Performance Analysis of IRS-Aided Short-Packet NOMA Systems Over Nakagami-m Fading Channels

This paper analyzes the performance of an intelligent reflecting surface (IRS)-aided short-packet communication system over Nakagami-m fading channels. In this system, the base station adopts non-orthogonal multiple access (NOMA) to transmit to a near user and a far user, and its transmission to the far user is aided by the IRS. Both continuous phase shifts (CPSs) and discrete phase shifts (DPSs) are considered for the IRS. By using order statistic and moment matching, we approximate the end-to-end channel gain to follow the Gamma distribution and then derive the approximate closed-form expressions for the average block error rate (BLER) in the high signal-to-noise ratio (SNR) regime and then conduct a refined analysis of the interplay among the minimum common blocklength, optimal power allocation, and the related parameters of IRS (e.g., the number of elements of the IRS) for achieving target BLERs at two users.
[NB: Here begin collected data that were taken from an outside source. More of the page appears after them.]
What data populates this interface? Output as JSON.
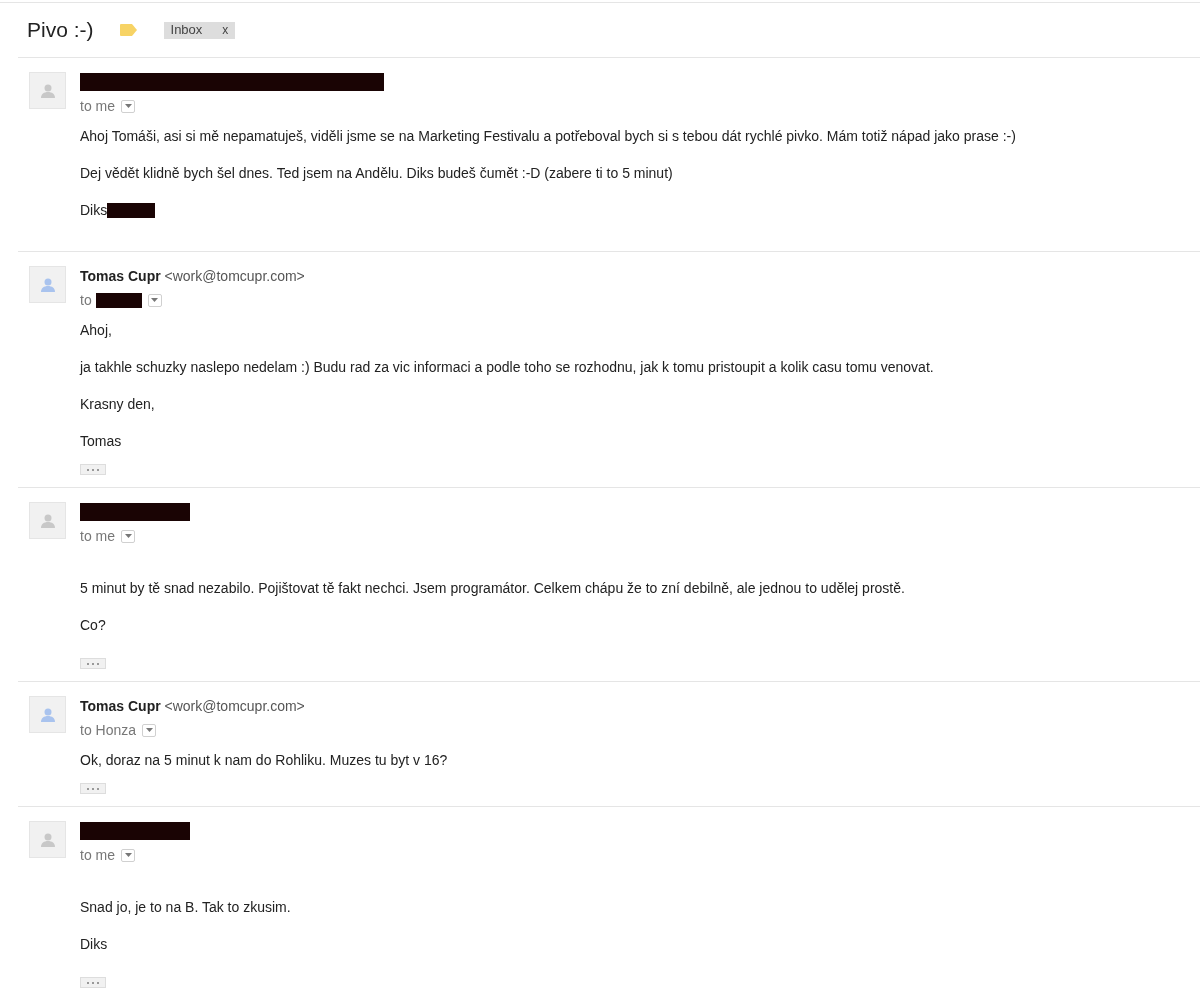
{
  "thread": {
    "subject": "Pivo :-)",
    "important": true,
    "labels": [
      {
        "text": "Inbox",
        "remove": "x"
      }
    ]
  },
  "messages": [
    {
      "sender": {
        "redacted": true
      },
      "color": "#c8c8c8",
      "recipient": {
        "text": "to me",
        "redacted": false
      },
      "spaced": false,
      "paragraphs": [
        {
          "text": "Ahoj Tomáši, asi si mě nepamatuješ, viděli jsme se na Marketing Festivalu a potřeboval bych si s tebou dát rychlé pivko. Mám totiž nápad jako prase :-)",
          "redacted_after": false
        },
        {
          "text": "Dej vědět klidně bych šel dnes. Ted jsem na Andělu. Diks budeš čumět :-D (zabere ti to 5 minut)",
          "redacted_after": false
        },
        {
          "text": "Diks",
          "redacted_after": true
        }
      ],
      "collapsed_quote": false
    },
    {
      "sender": {
        "redacted": false,
        "name": "Tomas Cupr",
        "email": "<work@tomcupr.com>"
      },
      "color": "#a9c3ee",
      "recipient": {
        "text": "to",
        "redacted": true
      },
      "spaced": false,
      "paragraphs": [
        {
          "text": "Ahoj,",
          "redacted_after": false
        },
        {
          "text": "ja takhle schuzky naslepo nedelam :) Budu rad za vic informaci a podle toho se rozhodnu, jak k tomu pristoupit a kolik casu tomu venovat.",
          "redacted_after": false
        },
        {
          "text": "Krasny den,",
          "redacted_after": false
        },
        {
          "text": "Tomas",
          "redacted_after": false
        }
      ],
      "collapsed_quote": true
    },
    {
      "sender": {
        "redacted": true
      },
      "color": "#c8c8c8",
      "recipient": {
        "text": "to me",
        "redacted": false
      },
      "spaced": true,
      "paragraphs": [
        {
          "text": "5 minut by tě snad nezabilo. Pojištovat tě fakt nechci. Jsem programátor. Celkem chápu že to zní debilně, ale jednou to udělej prostě.",
          "redacted_after": false
        },
        {
          "text": "Co?",
          "redacted_after": false
        }
      ],
      "collapsed_quote": true
    },
    {
      "sender": {
        "redacted": false,
        "name": "Tomas Cupr",
        "email": "<work@tomcupr.com>"
      },
      "color": "#a9c3ee",
      "recipient": {
        "text": "to Honza",
        "redacted": false
      },
      "spaced": false,
      "paragraphs": [
        {
          "text": "Ok, doraz na 5 minut k nam do Rohliku. Muzes tu byt v 16?",
          "redacted_after": false
        }
      ],
      "collapsed_quote": true
    },
    {
      "sender": {
        "redacted": true
      },
      "color": "#c8c8c8",
      "recipient": {
        "text": "to me",
        "redacted": false
      },
      "spaced": true,
      "paragraphs": [
        {
          "text": "Snad jo, je to na B. Tak to zkusim.",
          "redacted_after": false
        },
        {
          "text": "Diks",
          "redacted_after": false
        }
      ],
      "collapsed_quote": true
    }
  ]
}
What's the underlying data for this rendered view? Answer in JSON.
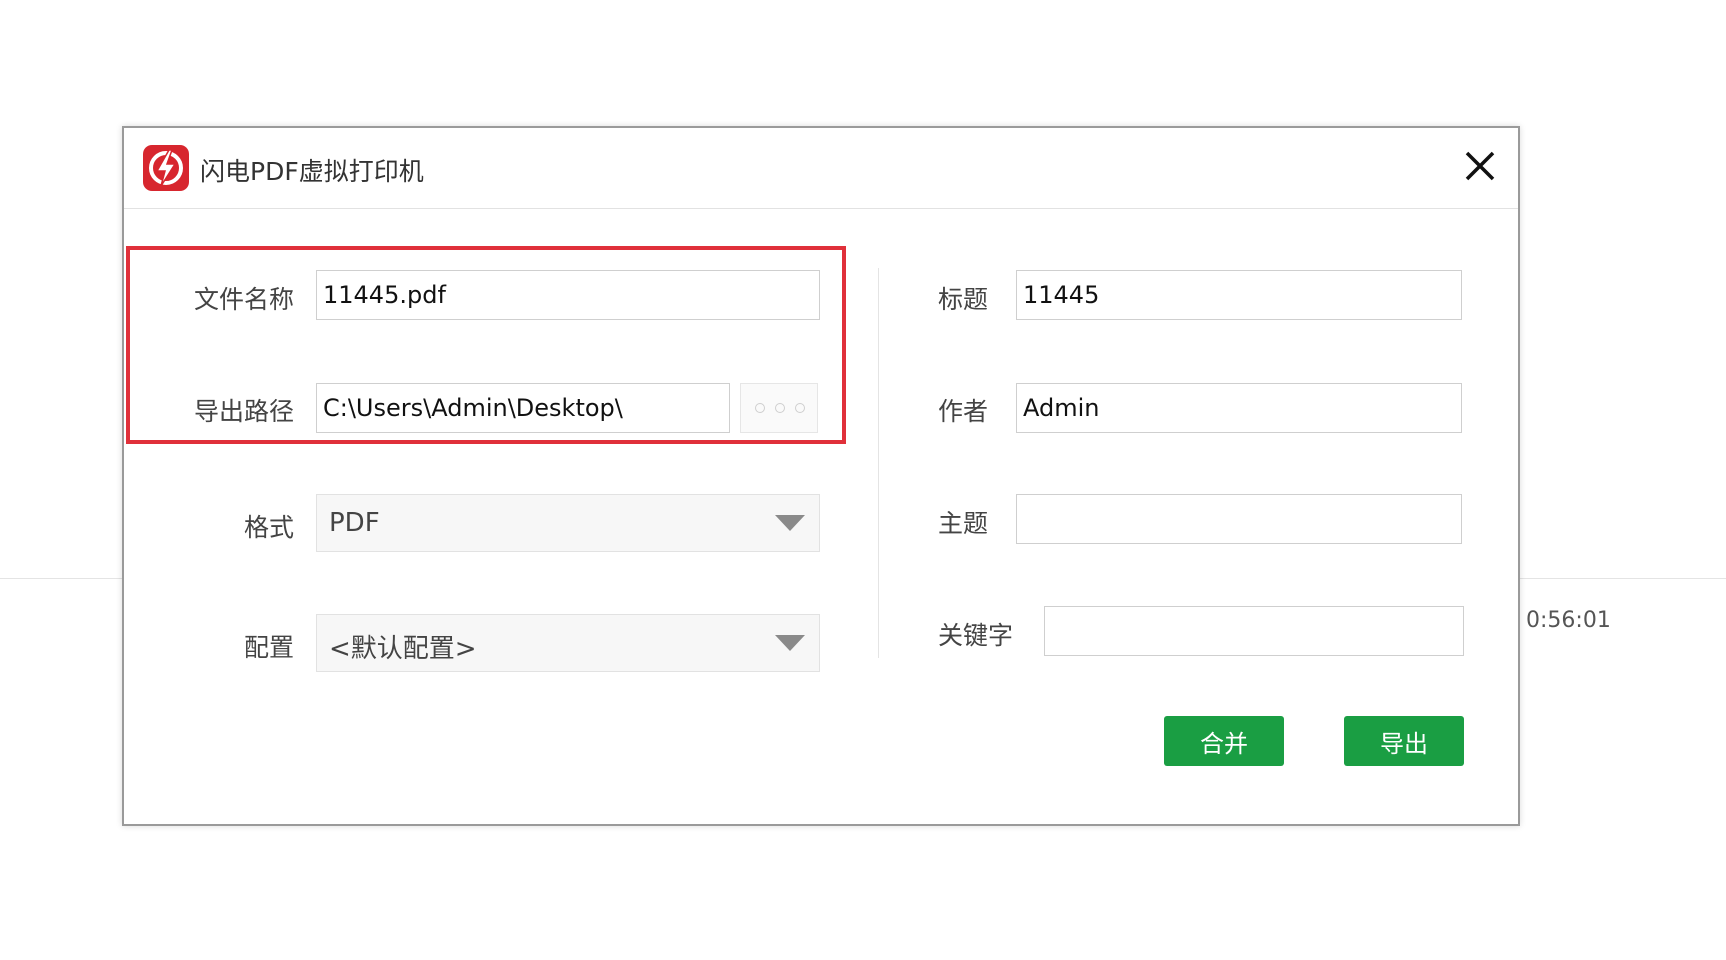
{
  "window": {
    "title": "闪电PDF虚拟打印机",
    "logo_icon": "lightning-pdf-logo-icon",
    "close_icon": "close-icon"
  },
  "left_form": {
    "file_name": {
      "label": "文件名称",
      "value": "11445.pdf"
    },
    "export_path": {
      "label": "导出路径",
      "value": "C:\\Users\\Admin\\Desktop\\",
      "browse_icon": "ellipsis-icon"
    },
    "format": {
      "label": "格式",
      "selected": "PDF"
    },
    "config": {
      "label": "配置",
      "selected": "<默认配置>"
    }
  },
  "right_form": {
    "title": {
      "label": "标题",
      "value": "11445"
    },
    "author": {
      "label": "作者",
      "value": "Admin"
    },
    "subject": {
      "label": "主题",
      "value": ""
    },
    "keywords": {
      "label": "关键字",
      "value": ""
    }
  },
  "buttons": {
    "merge": "合并",
    "export": "导出"
  },
  "background": {
    "time_text": "0:56:01"
  },
  "colors": {
    "accent_green": "#1a9e43",
    "highlight_red": "#e0303a",
    "logo_red": "#d7262e"
  }
}
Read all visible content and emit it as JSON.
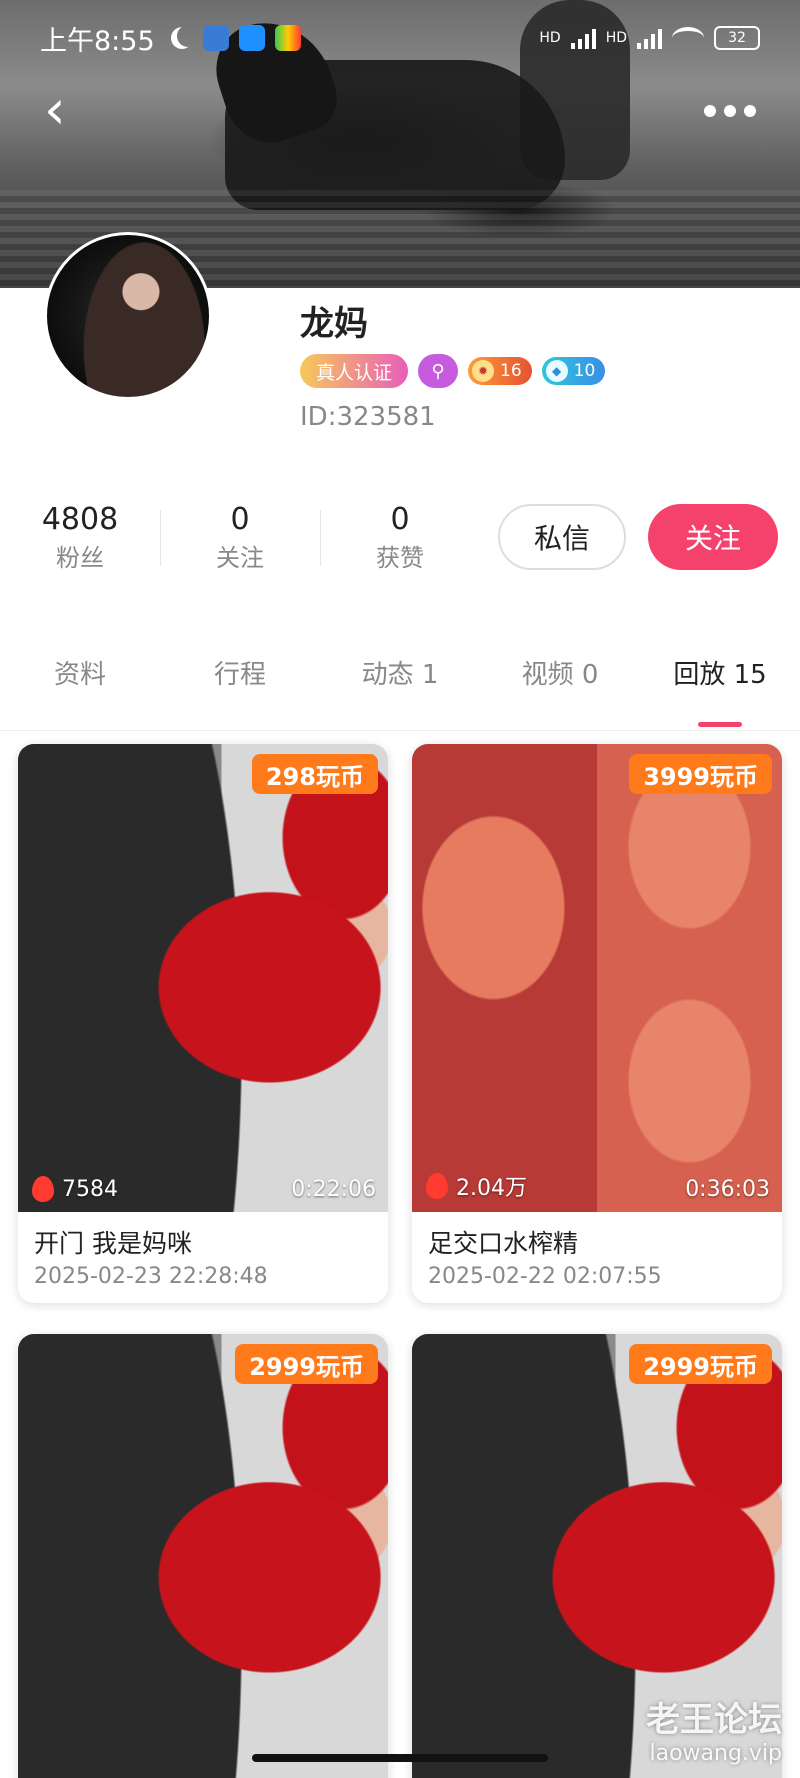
{
  "status_bar": {
    "time": "上午8:55",
    "battery": "32",
    "network": "HD"
  },
  "profile": {
    "nickname": "龙妈",
    "verify_badge": "真人认证",
    "level_fire": "16",
    "level_diamond": "10",
    "user_id": "ID:323581"
  },
  "stats": [
    {
      "value": "4808",
      "label": "粉丝"
    },
    {
      "value": "0",
      "label": "关注"
    },
    {
      "value": "0",
      "label": "获赞"
    }
  ],
  "actions": {
    "message": "私信",
    "follow": "关注"
  },
  "tabs": [
    {
      "label": "资料"
    },
    {
      "label": "行程"
    },
    {
      "label": "动态 1"
    },
    {
      "label": "视频 0"
    },
    {
      "label": "回放 15"
    }
  ],
  "active_tab": 4,
  "videos": [
    {
      "price": "298玩币",
      "views": "7584",
      "duration": "0:22:06",
      "title": "开门 我是妈咪",
      "date": "2025-02-23 22:28:48"
    },
    {
      "price": "3999玩币",
      "views": "2.04万",
      "duration": "0:36:03",
      "title": "足交口水榨精",
      "date": "2025-02-22 02:07:55"
    },
    {
      "price": "2999玩币"
    },
    {
      "price": "2999玩币"
    }
  ],
  "watermark": {
    "line1": "老王论坛",
    "line2": "laowang.vip"
  },
  "colors": {
    "accent": "#f5426c",
    "price_tag": "#ff7a1a"
  }
}
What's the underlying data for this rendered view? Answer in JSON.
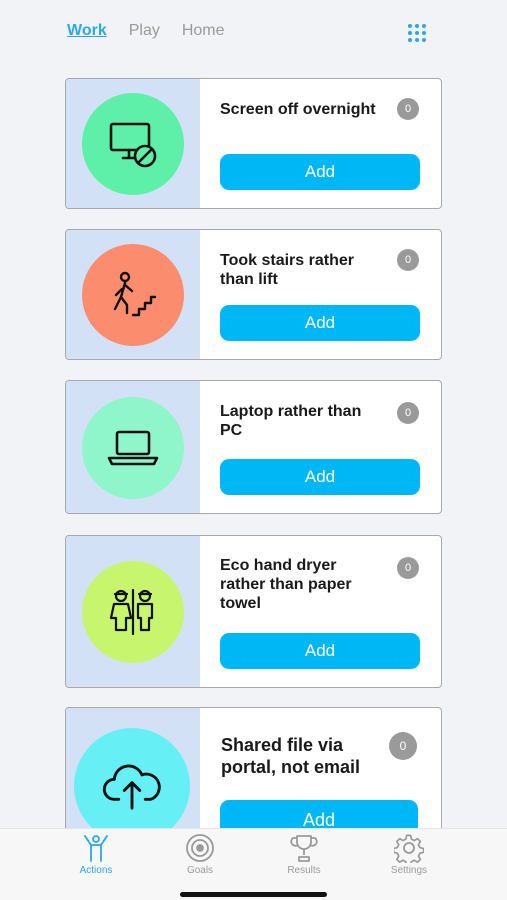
{
  "top_tabs": [
    {
      "label": "Work",
      "active": true
    },
    {
      "label": "Play",
      "active": false
    },
    {
      "label": "Home",
      "active": false
    }
  ],
  "grid_icon": "grid-icon",
  "cards": [
    {
      "title": "Screen off overnight",
      "count": "0",
      "button": "Add",
      "icon": "monitor-off-icon",
      "circle_color": "#5ef0a8"
    },
    {
      "title": "Took stairs rather than lift",
      "count": "0",
      "button": "Add",
      "icon": "stairs-icon",
      "circle_color": "#fb8c6d"
    },
    {
      "title": "Laptop rather than PC",
      "count": "0",
      "button": "Add",
      "icon": "laptop-icon",
      "circle_color": "#8ff5ca"
    },
    {
      "title": "Eco hand dryer rather than paper towel",
      "count": "0",
      "button": "Add",
      "icon": "restroom-icon",
      "circle_color": "#c8f56e"
    },
    {
      "title": "Shared file via portal, not email",
      "count": "0",
      "button": "Add",
      "icon": "cloud-upload-icon",
      "circle_color": "#66f0f5"
    }
  ],
  "bottom_nav": [
    {
      "label": "Actions",
      "icon": "actions-icon",
      "active": true
    },
    {
      "label": "Goals",
      "icon": "goals-icon",
      "active": false
    },
    {
      "label": "Results",
      "icon": "trophy-icon",
      "active": false
    },
    {
      "label": "Settings",
      "icon": "gear-icon",
      "active": false
    }
  ],
  "colors": {
    "accent": "#2aa9e8",
    "button": "#00b7f5",
    "panel": "#d3e1f7",
    "badge": "#9a9a9a"
  }
}
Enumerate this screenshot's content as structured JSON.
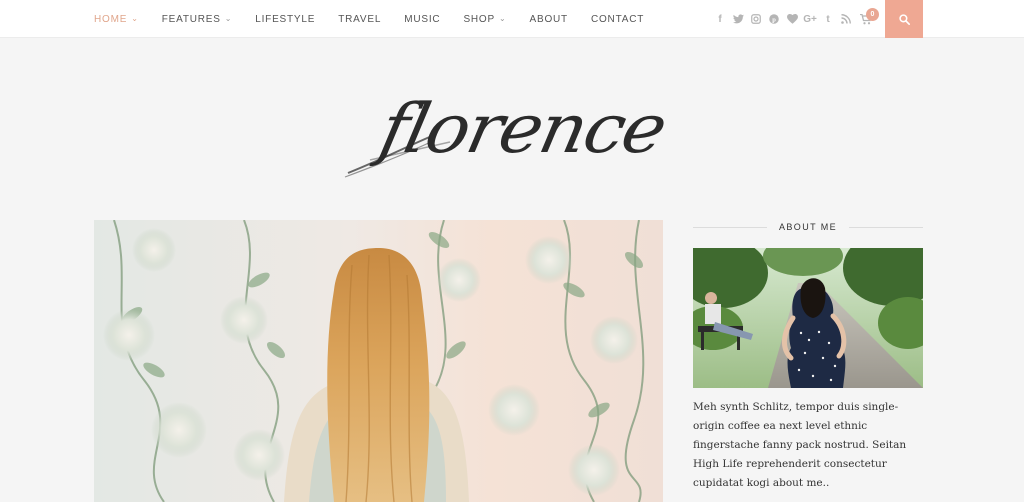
{
  "nav": {
    "items": [
      {
        "label": "Home",
        "active": true,
        "dropdown": true
      },
      {
        "label": "Features",
        "active": false,
        "dropdown": true
      },
      {
        "label": "Lifestyle",
        "active": false,
        "dropdown": false
      },
      {
        "label": "Travel",
        "active": false,
        "dropdown": false
      },
      {
        "label": "Music",
        "active": false,
        "dropdown": false
      },
      {
        "label": "Shop",
        "active": false,
        "dropdown": true
      },
      {
        "label": "About",
        "active": false,
        "dropdown": false
      },
      {
        "label": "Contact",
        "active": false,
        "dropdown": false
      }
    ],
    "chevron": "⌄"
  },
  "social": {
    "icons": [
      "facebook-icon",
      "twitter-icon",
      "instagram-icon",
      "pinterest-icon",
      "bloglovin-heart-icon",
      "google-plus-icon",
      "tumblr-icon",
      "rss-icon"
    ],
    "glyphs": {
      "facebook": "f",
      "google_plus": "G+",
      "tumblr": "t"
    }
  },
  "cart": {
    "count": "0"
  },
  "logo": {
    "text": "florence"
  },
  "sidebar": {
    "about": {
      "title": "ABOUT ME",
      "text": "Meh synth Schlitz, tempor duis single-origin coffee ea next level ethnic fingerstache fanny pack nostrud. Seitan High Life reprehenderit consectetur cupidatat kogi about me.."
    }
  },
  "colors": {
    "accent": "#efa893",
    "nav_active": "#e0a58b",
    "icon_gray": "#b5b5b5"
  }
}
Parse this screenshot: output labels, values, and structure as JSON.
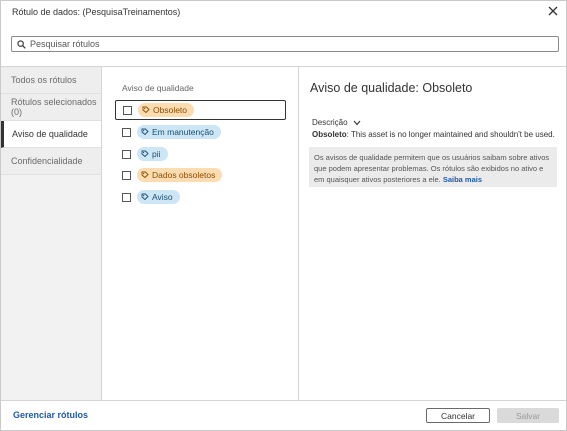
{
  "dialog": {
    "title": "Rótulo de dados: (PesquisaTreinamentos)",
    "close_icon": "close-icon"
  },
  "search": {
    "placeholder": "Pesquisar rótulos",
    "icon": "search-icon"
  },
  "leftnav": {
    "items": [
      {
        "label": "Todos os rótulos",
        "active": false
      },
      {
        "label": "Rótulos selecionados (0)",
        "active": false
      },
      {
        "label": "Aviso de qualidade",
        "active": true
      },
      {
        "label": "Confidencialidade",
        "active": false
      }
    ]
  },
  "middle": {
    "heading": "Aviso de qualidade",
    "labels": [
      {
        "text": "Obsoleto",
        "color": "orange",
        "checked": false,
        "focused": true
      },
      {
        "text": "Em manutenção",
        "color": "blue",
        "checked": false,
        "focused": false
      },
      {
        "text": "pii",
        "color": "blue",
        "checked": false,
        "focused": false
      },
      {
        "text": "Dados obsoletos",
        "color": "orange",
        "checked": false,
        "focused": false
      },
      {
        "text": "Aviso",
        "color": "blue",
        "checked": false,
        "focused": false
      }
    ]
  },
  "detail": {
    "title": "Aviso de qualidade: Obsoleto",
    "description_toggle": "Descrição",
    "description_name": "Obsoleto",
    "description_text": ": This asset is no longer maintained and shouldn't be used.",
    "info_text": "Os avisos de qualidade permitem que os usuários saibam sobre ativos que podem apresentar problemas. Os rótulos são exibidos no ativo e em quaisquer ativos posteriores a ele.",
    "info_link": "Saiba mais"
  },
  "footer": {
    "manage_link": "Gerenciar rótulos",
    "cancel_label": "Cancelar",
    "save_label": "Salvar"
  },
  "colors": {
    "orange_pill_bg": "#fcdcb0",
    "blue_pill_bg": "#cce6f6",
    "link": "#1f5aa5"
  }
}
Finally, numerical and simulation results demonstrate the accuracy of theoretical analysis. They also show that the IRS-aided short-packet NOMA system outperforms the system without IRS, and that DPSs with 3-bit quantization achieve a similar performance as the optimal CPSs.

Automated summary

This paper investigates the performance of an intelligent reflecting surface (IRS)-aided short-packet communication system over Nakagami-m fading channels. The IRS is utilized to enhance the transmission from the base station to the far user in a non-orthogonal multiple access (NOMA) system. The study considers both continuous phase shifts (CPSs) and discrete phase shifts (DPSs) for the IRS and derives closed-form expressions for the average block error rate (BLER) in the high signal-to-noise ratio (SNR) regime.